The best example is the protracted fight over health care reform. Obama’s initial instinct — to let the bill be crafted and hashed out by Democratic leaders in Congress — was a move toward bigness, staying out of the sausage-making that voters tend to view unfavorably.

But when that process broke down, Obama found himself waist-deep in a process argument in which he, inevitably, was dragged down into a debate over minute details. It was the essence of smallness in government and likely cost Obama Democratic control of the House in the 2010 election.[huh??? --- ed]

Recoiling from the 2010 results, Obama went big again —cutting a compromise deal in early April to keep the government operating rather than forcing a shutdown; “today, Americans of different beliefs came together,” Obama said at the time. “We protected the investments we need to win the future.”

Obama’s bet on bigness will face its toughest test yet over the weeks between now and the Aug. 2 deadline for the U.S. to raise the current $14.3 trillion debt ceiling.

The Obama’s team belief appears to be that he is at his best when regarded as the adult in the room — hence the comparisons of Republican congressional leaders to his tween-age daughters in a confrontational press conference last week.

While the image of Obama as compromiser-in-chief doesn'’t sit well with many liberals, it’s the independents and people in the middle of the political spectrum that the president’s political aides have their eye on in 2012.

And those voters react very positively to the image of Obama as the one person in Washington willing to rise above partisan concerns and do what’s right for the country.

Of course, the downside of Obama urging Congress to go big on a debt deal is that if one doesn’t happen, it undermines his brand as someone uniquely positioned to bring fundamental change to Washington.


Isn't that fascinating? "Bigness" has absolutely nothing to do with policy. Or even the scale of the policy. (Most people would consider health care reform "big", after all.) No, "bigness" is all about the image of Obama being "the one person in Washington willing to rise above partisan concerns and do what's right for the country." And clearly, everyone who's anyone knows that "what's right for the country" is cutting spending on an epic scale in the middle of an economic nightmare.

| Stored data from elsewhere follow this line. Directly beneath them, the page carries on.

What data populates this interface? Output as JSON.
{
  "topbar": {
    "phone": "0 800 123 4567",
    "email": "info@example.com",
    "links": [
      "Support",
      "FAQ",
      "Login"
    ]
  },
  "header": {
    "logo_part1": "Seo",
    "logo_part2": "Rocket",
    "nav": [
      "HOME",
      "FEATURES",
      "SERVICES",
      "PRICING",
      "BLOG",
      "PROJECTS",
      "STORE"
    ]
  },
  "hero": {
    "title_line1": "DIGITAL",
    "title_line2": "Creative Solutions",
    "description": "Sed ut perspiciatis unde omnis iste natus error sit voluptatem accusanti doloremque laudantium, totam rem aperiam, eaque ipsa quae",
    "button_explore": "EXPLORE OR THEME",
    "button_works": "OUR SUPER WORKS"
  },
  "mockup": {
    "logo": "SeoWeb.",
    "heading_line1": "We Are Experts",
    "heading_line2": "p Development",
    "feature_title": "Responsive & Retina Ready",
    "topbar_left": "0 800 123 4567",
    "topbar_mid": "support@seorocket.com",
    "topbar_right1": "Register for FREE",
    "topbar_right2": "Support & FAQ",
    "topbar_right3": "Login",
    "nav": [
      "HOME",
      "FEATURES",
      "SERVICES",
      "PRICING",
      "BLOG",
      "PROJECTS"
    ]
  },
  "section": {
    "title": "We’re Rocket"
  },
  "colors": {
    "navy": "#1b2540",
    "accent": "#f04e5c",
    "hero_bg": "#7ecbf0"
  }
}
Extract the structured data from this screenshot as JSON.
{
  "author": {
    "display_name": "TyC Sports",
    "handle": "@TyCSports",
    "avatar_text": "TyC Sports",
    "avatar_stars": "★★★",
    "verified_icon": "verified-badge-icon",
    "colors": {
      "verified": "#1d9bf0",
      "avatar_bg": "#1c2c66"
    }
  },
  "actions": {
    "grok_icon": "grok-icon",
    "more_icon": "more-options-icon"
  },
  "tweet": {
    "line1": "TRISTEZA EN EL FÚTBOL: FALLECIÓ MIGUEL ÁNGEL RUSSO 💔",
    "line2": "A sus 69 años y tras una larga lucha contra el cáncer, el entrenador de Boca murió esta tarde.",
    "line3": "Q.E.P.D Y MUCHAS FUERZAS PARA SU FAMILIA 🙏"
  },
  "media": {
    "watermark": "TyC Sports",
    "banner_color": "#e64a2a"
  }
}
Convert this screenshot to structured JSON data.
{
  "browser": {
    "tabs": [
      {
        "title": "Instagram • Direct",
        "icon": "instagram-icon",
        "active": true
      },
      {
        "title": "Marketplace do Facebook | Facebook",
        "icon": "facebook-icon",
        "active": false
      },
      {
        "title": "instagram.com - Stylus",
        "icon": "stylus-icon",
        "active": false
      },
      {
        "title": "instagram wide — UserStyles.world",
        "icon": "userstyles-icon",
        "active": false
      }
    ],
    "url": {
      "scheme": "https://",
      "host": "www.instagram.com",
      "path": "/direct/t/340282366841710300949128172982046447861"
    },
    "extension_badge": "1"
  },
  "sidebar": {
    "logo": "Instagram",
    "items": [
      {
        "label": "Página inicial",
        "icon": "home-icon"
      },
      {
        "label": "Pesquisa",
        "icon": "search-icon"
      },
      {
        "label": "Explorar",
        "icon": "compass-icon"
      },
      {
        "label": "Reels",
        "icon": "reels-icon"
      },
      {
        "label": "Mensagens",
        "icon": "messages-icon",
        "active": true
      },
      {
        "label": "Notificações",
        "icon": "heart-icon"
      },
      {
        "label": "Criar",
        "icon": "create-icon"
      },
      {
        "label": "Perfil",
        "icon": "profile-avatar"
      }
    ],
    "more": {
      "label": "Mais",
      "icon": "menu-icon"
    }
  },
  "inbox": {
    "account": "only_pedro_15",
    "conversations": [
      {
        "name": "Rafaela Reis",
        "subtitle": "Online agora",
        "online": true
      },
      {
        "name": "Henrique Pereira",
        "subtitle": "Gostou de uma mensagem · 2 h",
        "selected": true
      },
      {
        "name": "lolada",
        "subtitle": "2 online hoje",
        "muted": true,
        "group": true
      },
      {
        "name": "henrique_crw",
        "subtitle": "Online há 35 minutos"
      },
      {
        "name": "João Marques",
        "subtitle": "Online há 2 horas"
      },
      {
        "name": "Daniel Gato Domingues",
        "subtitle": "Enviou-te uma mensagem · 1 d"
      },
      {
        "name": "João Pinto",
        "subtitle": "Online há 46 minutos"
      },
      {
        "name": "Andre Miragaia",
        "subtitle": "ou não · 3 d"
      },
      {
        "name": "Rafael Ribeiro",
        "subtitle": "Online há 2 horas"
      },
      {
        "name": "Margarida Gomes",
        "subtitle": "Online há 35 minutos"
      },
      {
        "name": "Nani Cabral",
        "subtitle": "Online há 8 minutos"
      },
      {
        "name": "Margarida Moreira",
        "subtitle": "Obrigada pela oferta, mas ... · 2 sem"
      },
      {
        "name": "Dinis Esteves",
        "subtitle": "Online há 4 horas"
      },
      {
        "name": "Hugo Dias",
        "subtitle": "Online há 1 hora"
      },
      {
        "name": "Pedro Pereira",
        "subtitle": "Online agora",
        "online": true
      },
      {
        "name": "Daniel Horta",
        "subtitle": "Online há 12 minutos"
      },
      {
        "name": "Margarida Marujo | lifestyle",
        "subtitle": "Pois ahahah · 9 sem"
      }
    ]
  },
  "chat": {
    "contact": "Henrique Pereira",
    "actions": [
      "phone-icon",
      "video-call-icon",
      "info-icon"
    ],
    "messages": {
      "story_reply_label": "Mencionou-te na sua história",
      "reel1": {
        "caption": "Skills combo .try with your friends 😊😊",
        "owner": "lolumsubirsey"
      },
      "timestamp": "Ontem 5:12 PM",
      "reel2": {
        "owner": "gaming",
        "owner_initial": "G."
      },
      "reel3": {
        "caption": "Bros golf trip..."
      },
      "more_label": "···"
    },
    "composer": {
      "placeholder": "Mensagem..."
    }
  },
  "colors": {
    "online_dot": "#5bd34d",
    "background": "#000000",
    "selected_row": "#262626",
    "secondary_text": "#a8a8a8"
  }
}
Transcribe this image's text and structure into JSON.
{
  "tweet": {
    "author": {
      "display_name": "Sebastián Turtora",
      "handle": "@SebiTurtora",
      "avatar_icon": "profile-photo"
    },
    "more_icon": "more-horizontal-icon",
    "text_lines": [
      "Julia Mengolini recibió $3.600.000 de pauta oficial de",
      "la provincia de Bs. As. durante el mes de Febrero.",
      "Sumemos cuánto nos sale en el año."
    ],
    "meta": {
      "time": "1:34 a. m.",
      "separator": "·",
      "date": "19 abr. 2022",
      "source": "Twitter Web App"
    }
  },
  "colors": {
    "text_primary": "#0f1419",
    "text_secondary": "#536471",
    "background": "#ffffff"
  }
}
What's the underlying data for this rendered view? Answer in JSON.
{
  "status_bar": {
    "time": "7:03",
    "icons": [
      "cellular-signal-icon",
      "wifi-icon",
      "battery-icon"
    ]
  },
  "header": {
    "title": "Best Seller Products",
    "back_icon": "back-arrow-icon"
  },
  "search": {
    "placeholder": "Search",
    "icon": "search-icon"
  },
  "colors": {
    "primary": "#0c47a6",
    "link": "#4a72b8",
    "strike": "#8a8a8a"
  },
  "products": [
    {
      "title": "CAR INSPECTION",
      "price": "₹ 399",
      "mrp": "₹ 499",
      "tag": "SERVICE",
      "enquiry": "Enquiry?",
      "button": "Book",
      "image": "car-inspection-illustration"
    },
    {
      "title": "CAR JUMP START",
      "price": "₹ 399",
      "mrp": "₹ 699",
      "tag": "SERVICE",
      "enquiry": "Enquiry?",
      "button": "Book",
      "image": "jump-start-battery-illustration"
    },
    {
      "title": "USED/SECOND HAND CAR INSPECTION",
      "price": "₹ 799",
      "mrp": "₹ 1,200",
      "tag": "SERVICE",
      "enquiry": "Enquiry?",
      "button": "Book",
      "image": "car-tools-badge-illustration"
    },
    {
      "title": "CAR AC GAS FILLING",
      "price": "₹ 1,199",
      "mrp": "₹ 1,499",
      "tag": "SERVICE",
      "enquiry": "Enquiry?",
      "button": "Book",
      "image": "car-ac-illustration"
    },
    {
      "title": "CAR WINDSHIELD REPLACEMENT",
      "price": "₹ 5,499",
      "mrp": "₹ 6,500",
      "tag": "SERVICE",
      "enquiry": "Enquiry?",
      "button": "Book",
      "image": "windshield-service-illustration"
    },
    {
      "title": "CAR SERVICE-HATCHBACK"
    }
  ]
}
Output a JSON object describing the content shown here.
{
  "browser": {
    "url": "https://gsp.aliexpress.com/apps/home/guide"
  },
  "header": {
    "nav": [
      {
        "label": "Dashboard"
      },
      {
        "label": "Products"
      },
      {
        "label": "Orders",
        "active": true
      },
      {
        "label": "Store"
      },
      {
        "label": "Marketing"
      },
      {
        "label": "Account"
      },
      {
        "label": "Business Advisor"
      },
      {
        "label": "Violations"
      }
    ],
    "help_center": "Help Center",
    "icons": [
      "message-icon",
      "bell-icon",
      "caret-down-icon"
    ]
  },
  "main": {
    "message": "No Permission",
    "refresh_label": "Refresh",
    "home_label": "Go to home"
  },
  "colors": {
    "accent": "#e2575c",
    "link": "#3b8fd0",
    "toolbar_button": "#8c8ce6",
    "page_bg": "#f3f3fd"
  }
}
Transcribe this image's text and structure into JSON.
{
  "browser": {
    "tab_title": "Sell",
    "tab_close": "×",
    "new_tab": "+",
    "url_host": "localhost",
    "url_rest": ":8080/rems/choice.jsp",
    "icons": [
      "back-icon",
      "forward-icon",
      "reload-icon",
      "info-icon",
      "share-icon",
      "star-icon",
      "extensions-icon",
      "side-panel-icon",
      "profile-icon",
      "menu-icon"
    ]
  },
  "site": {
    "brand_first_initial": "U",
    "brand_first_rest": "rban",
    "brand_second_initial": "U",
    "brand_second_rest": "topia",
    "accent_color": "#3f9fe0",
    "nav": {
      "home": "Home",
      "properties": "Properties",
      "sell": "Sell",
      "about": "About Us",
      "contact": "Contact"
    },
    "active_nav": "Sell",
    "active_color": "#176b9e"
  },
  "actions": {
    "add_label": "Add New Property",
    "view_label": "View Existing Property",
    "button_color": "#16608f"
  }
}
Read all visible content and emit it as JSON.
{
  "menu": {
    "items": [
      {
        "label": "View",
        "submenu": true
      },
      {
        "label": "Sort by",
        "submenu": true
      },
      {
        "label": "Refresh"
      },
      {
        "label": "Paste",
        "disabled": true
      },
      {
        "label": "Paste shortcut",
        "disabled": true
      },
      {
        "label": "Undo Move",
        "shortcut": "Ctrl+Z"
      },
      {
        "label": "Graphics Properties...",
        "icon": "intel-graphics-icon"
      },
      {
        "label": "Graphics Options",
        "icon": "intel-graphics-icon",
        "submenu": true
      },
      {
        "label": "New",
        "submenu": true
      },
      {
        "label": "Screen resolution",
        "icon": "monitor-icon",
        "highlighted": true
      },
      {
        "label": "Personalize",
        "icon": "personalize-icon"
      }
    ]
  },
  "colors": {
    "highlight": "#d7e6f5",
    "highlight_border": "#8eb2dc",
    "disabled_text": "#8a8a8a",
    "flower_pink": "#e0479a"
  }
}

I will say this, I think there may be quite a few Independents and "people in the middle of the political spectrum" who might see things in more parochial personal terms and could conclude that the president has indeed Gone Big --- on unemployment, home foreclosures, anemic growth and a general belief that the country has gone to hell in a handbasket. (And after the Koch Brothers weigh in, they will likely conclude that he went Very Big on cutting Medicare and Social Security too.) But according to the Village, those are irrelevant details. All that matters is that the president is seen as a "grown-up" who gets credit for making a deal. Any deal. As long as it's Big.

If the president is listening to these people he's making a Big Mistake.